Sarah Palin lost an Alaska seat that the GOP has ruled for 50 years to Alaska’s first Native rep

Since the late GOP Rep. Don Young had held the state of Alaska’s lone House of Representatives seat since 1972, it has long been unimaginable that a Democrat could hold it. But that’s exactly what happened in the background when voters in the lower 48 were riveted by contests in Georgia or Arizona: Alaskans chose Democrat Mary Peltola, a former state legislator who just won her first full term, over celebrity ex-Gov. Sarah Palin by a vote of 55-45.

Peltola won the seat in a special election in August, giving her just enough time to drop off her bag in Washington. Palin was also Peltola’s biggest rival at the time, and during the next months, Peltola’s advantage expanded. In Alaska’s first general election, ranked-choice voting proved beneficial to her in some ways. The method, which distributes votes to second-choice candidates after a voter’s first choice is defeated, has generated widespread interest and occasionally controversy.

In the 49th state, where obstacles like distance, isolation and difficult weather are common, elections take a long time to complete. Mail-in ballots that are postmarked by election day have up to 10 days to arrive for counting. Many of the absentee, mail-in, and contested ballots—many of which come from rural, predominately Alaska Native regions—are not counted by the Alaska Division of Elections until after election day.

Extremists who refuse to accept the results of elections do not profit from the system, and Palin is not a good loser. Since voting ended, the former governor has made hints that she will contest the election’s results.
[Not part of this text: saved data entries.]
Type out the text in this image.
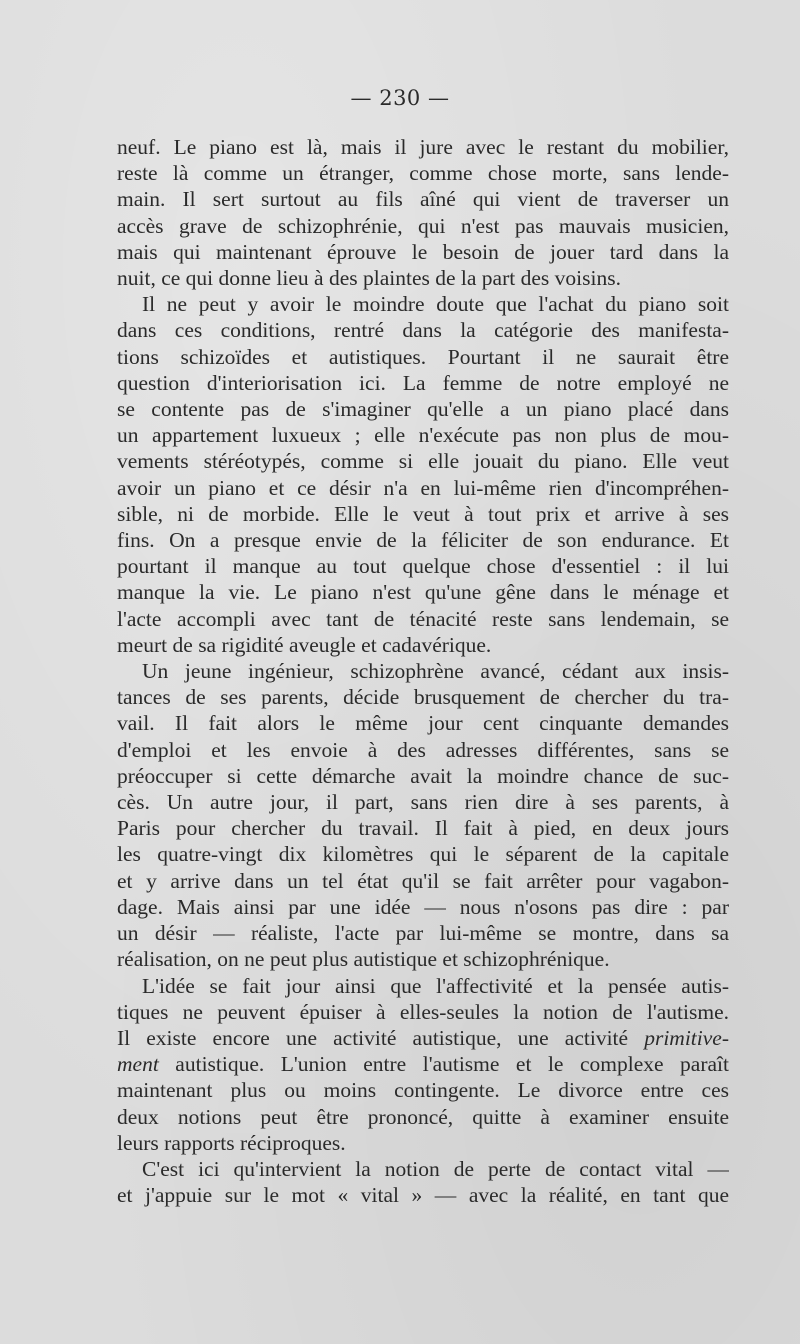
— 230 —
neuf. Le piano est là, mais il jure avec le restant du mobilier,
reste là comme un étranger, comme chose morte, sans lende-
main. Il sert surtout au fils aîné qui vient de traverser un
accès grave de schizophrénie, qui n'est pas mauvais musicien,
mais qui maintenant éprouve le besoin de jouer tard dans la
nuit, ce qui donne lieu à des plaintes de la part des voisins.
Il ne peut y avoir le moindre doute que l'achat du piano soit
dans ces conditions, rentré dans la catégorie des manifesta-
tions schizoïdes et autistiques. Pourtant il ne saurait être
question d'interiorisation ici. La femme de notre employé ne
se contente pas de s'imaginer qu'elle a un piano placé dans
un appartement luxueux ; elle n'exécute pas non plus de mou-
vements stéréotypés, comme si elle jouait du piano. Elle veut
avoir un piano et ce désir n'a en lui-même rien d'incompréhen-
sible, ni de morbide. Elle le veut à tout prix et arrive à ses
fins. On a presque envie de la féliciter de son endurance. Et
pourtant il manque au tout quelque chose d'essentiel : il lui
manque la vie. Le piano n'est qu'une gêne dans le ménage et
l'acte accompli avec tant de ténacité reste sans lendemain, se
meurt de sa rigidité aveugle et cadavérique.
Un jeune ingénieur, schizophrène avancé, cédant aux insis-
tances de ses parents, décide brusquement de chercher du tra-
vail. Il fait alors le même jour cent cinquante demandes
d'emploi et les envoie à des adresses différentes, sans se
préoccuper si cette démarche avait la moindre chance de suc-
cès. Un autre jour, il part, sans rien dire à ses parents, à
Paris pour chercher du travail. Il fait à pied, en deux jours
les quatre-vingt dix kilomètres qui le séparent de la capitale
et y arrive dans un tel état qu'il se fait arrêter pour vagabon-
dage. Mais ainsi par une idée — nous n'osons pas dire : par
un désir — réaliste, l'acte par lui-même se montre, dans sa
réalisation, on ne peut plus autistique et schizophrénique.
L'idée se fait jour ainsi que l'affectivité et la pensée autis-
tiques ne peuvent épuiser à elles-seules la notion de l'autisme.
Il existe encore une activité autistique, une activité primitive-
ment autistique. L'union entre l'autisme et le complexe paraît
maintenant plus ou moins contingente. Le divorce entre ces
deux notions peut être prononcé, quitte à examiner ensuite
leurs rapports réciproques.
C'est ici qu'intervient la notion de perte de contact vital —
et j'appuie sur le mot « vital » — avec la réalité, en tant que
She started spreading false information and doubt about ranked-choice voting in August, as I noted at the time:

“It’s bizarre, it’s convoluted, it’s confusing and it results in voter suppression,” Palin told the CPAC crowd. “It results in a lack of voter enthusiasm because it’s so weird.” None of that is true. Maine has been doing ranked-choice voting since 2016, and several cities and municipalities around the country have also adopted the system. “There isn’t a higher rate of incomplete or spoiled ballots in ranked choice races compared to ballots in elections using plurality voting,” Amy Fried, a professor of political science at the University of Maine, told Mother Jones. “Nor is turnout lower.” Rick Pildes, a constitutional law professor at the New York University School of Law, noted, “There’s no evidence voters have been confused or don’t understand how to rank candidates one, two, three.”

Last Monday, Palin became the first person to add her name to a citizens’ proposal that would abolish ranked-choice voting.

As she admitted to Teen Vogue earlier this month: “I was very pleasantly surprised by the outcome. The timing was just right. [This new voting system] will help us get out of closed partisan primaries, which result in very extreme and sometimes fringe candidates winning.”

With Peltola’s victory, Alaskans have shown that while being physically isolated from the rest of the nation, they are nonetheless committed to defending democracy and the right to an abortion. Palin, who received Donald Trump’s support, is an advocate of electoral fraud and a conspiracist. According to her campaign slogan, Peltola would be a “pro-choice, pro-fish” voice in Congress, she has publicly backed codifying abortion rights into federal law.